The technical support platform in the $1305 per ounce area came to the rescue of gold once again last week, with five consecutive days of gains, taking the precious metal from the gapped up open of Monday at $1313 per ounce to end the week at $1341.70 on the December contract.
As I suggested in one of my previous posts for gold, the FED delivered a helping hand following the decision to leave rates unchanged, and driving the price higher on strong volume, and back to the volume point of control which remains in the $1338 per ounce area. However, note the falling volumes on Thursday and Friday with little follow through, with early trading seeing gold move lower to currently trade at $1338 per ounce.
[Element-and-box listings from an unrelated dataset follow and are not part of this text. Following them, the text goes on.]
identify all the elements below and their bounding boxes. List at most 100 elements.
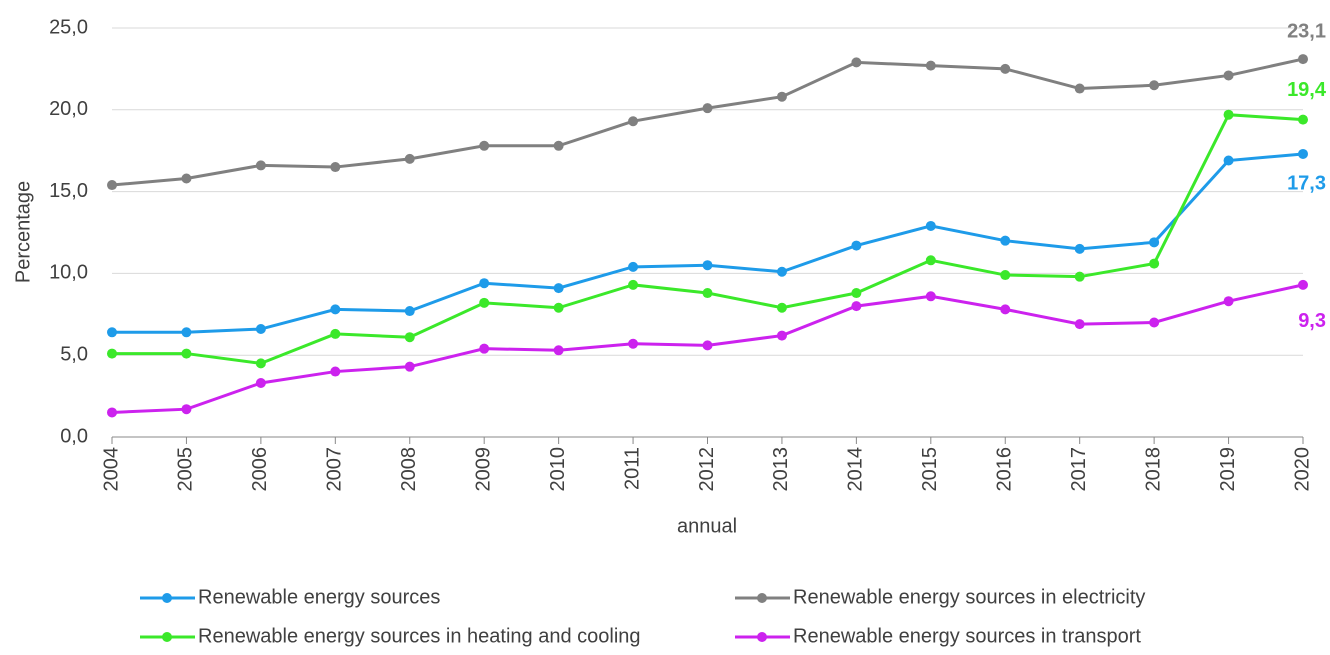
value-label: 9,3	[1298, 310, 1326, 332]
data-point	[776, 330, 787, 341]
data-point	[255, 378, 266, 389]
y-tick-label: 5,0	[60, 343, 88, 365]
data-point	[255, 160, 266, 171]
value-label: 19,4	[1287, 79, 1327, 101]
x-tick-label: 2018	[1142, 447, 1164, 492]
data-point	[553, 283, 564, 294]
data-point	[479, 343, 490, 354]
data-point	[479, 278, 490, 289]
legend-marker	[757, 632, 767, 642]
value-label: 23,1	[1287, 20, 1326, 42]
x-tick-label: 2007	[324, 447, 346, 492]
x-tick-label: 2011	[621, 447, 643, 490]
data-point	[776, 91, 787, 102]
data-point	[553, 345, 564, 356]
data-point	[181, 348, 192, 359]
data-point	[107, 180, 117, 191]
y-tick-label: 25,0	[49, 16, 88, 38]
data-point	[1074, 83, 1085, 94]
data-point	[181, 404, 192, 415]
data-point	[851, 57, 862, 68]
x-tick-label: 2010	[547, 447, 569, 492]
data-point	[628, 338, 639, 349]
data-point	[628, 261, 639, 272]
legend-label: Renewable energy sources in transport	[793, 625, 1141, 647]
data-point	[702, 103, 713, 114]
data-point	[404, 361, 415, 372]
y-tick-label: 10,0	[49, 262, 88, 284]
data-point	[404, 332, 415, 343]
data-point	[1000, 304, 1011, 315]
y-axis-title: Percentage	[12, 181, 34, 283]
data-point	[479, 297, 490, 308]
data-point	[851, 288, 862, 299]
data-point	[107, 407, 117, 418]
y-tick-label: 15,0	[49, 180, 88, 202]
data-point	[330, 304, 341, 315]
data-point	[776, 302, 787, 313]
data-point	[1223, 109, 1234, 120]
data-point	[1149, 80, 1160, 91]
data-point	[1223, 296, 1234, 307]
data-point	[1298, 54, 1308, 65]
data-point	[1074, 243, 1085, 254]
data-point	[851, 301, 862, 312]
x-tick-label: 2008	[398, 447, 420, 492]
data-point	[1223, 70, 1234, 81]
data-point	[1223, 155, 1234, 166]
data-point	[1074, 319, 1085, 330]
x-tick-label: 2009	[472, 447, 494, 492]
data-point	[702, 288, 713, 299]
data-point	[1149, 237, 1160, 248]
x-tick-label: 2016	[994, 447, 1016, 492]
x-tick-label: 2006	[249, 447, 271, 492]
data-point	[330, 366, 341, 377]
x-tick-label: 2020	[1291, 447, 1313, 492]
data-point	[553, 140, 564, 151]
data-point	[1000, 63, 1011, 74]
x-tick-label: 2004	[100, 447, 122, 492]
data-point	[1149, 258, 1160, 269]
data-point	[107, 348, 117, 359]
x-tick-label: 2014	[845, 447, 867, 492]
y-tick-label: 0,0	[60, 425, 88, 447]
series-line	[112, 113, 1304, 365]
data-point	[1298, 279, 1308, 290]
data-point	[255, 324, 266, 335]
data-point	[776, 266, 787, 277]
data-point	[181, 173, 192, 184]
data-point	[925, 220, 936, 231]
data-point	[702, 340, 713, 351]
x-tick-label: 2012	[696, 447, 718, 492]
data-point	[925, 291, 936, 302]
data-point	[1000, 270, 1011, 281]
legend-label: Renewable energy sources	[198, 586, 440, 608]
data-point	[330, 162, 341, 173]
data-point	[330, 328, 341, 339]
x-tick-label: 2019	[1217, 447, 1239, 492]
data-point	[1149, 317, 1160, 328]
x-tick-label: 2013	[770, 447, 792, 492]
y-tick-label: 20,0	[49, 98, 88, 120]
data-point	[1000, 235, 1011, 246]
data-point	[1074, 271, 1085, 282]
data-point	[553, 302, 564, 313]
legend-label: Renewable energy sources in electricity	[793, 586, 1145, 608]
legend-label: Renewable energy sources in heating and …	[198, 625, 641, 647]
x-tick-label: 2005	[175, 447, 197, 492]
data-point	[925, 60, 936, 71]
x-axis-title: annual	[677, 515, 737, 537]
data-point	[1298, 114, 1308, 125]
series-line	[111, 57, 1304, 187]
data-point	[255, 358, 266, 369]
series-line	[112, 152, 1304, 334]
x-tick-label: 2017	[1068, 447, 1090, 492]
legend-marker	[757, 593, 767, 603]
data-point	[702, 260, 713, 271]
data-point	[404, 153, 415, 164]
data-point	[404, 306, 415, 317]
data-point	[628, 279, 639, 290]
data-point	[479, 140, 490, 151]
data-point	[1298, 148, 1308, 159]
Despite this bullish sentiment, longer term gold remains rangebound, and continues to trade within the spread of the Brexit candle of late June, with both Thursday and Friday’s price action testing the well developed resistance area at the $1345 per ounce price point, which to date has help firm.
For longer term speculators and investors the technical picture is clear, and until we see the current tunnel range breached, we can expect further congestion to build with the VPOC providing the fulcrum around which this market is currently balanced, and transacted volumes building accordingly in this area. To the upside the ceiling remains in place at $1385 per ounce, but it is interesting to note the general decline in each attempt to rally, with secondary resistance building at $1360 per ounce. The floor of support is well defined, and should this fail to hold in further testing longer term, a deeper move to test the $1260 per ounce area is then likely. In the meantime, patience is the key!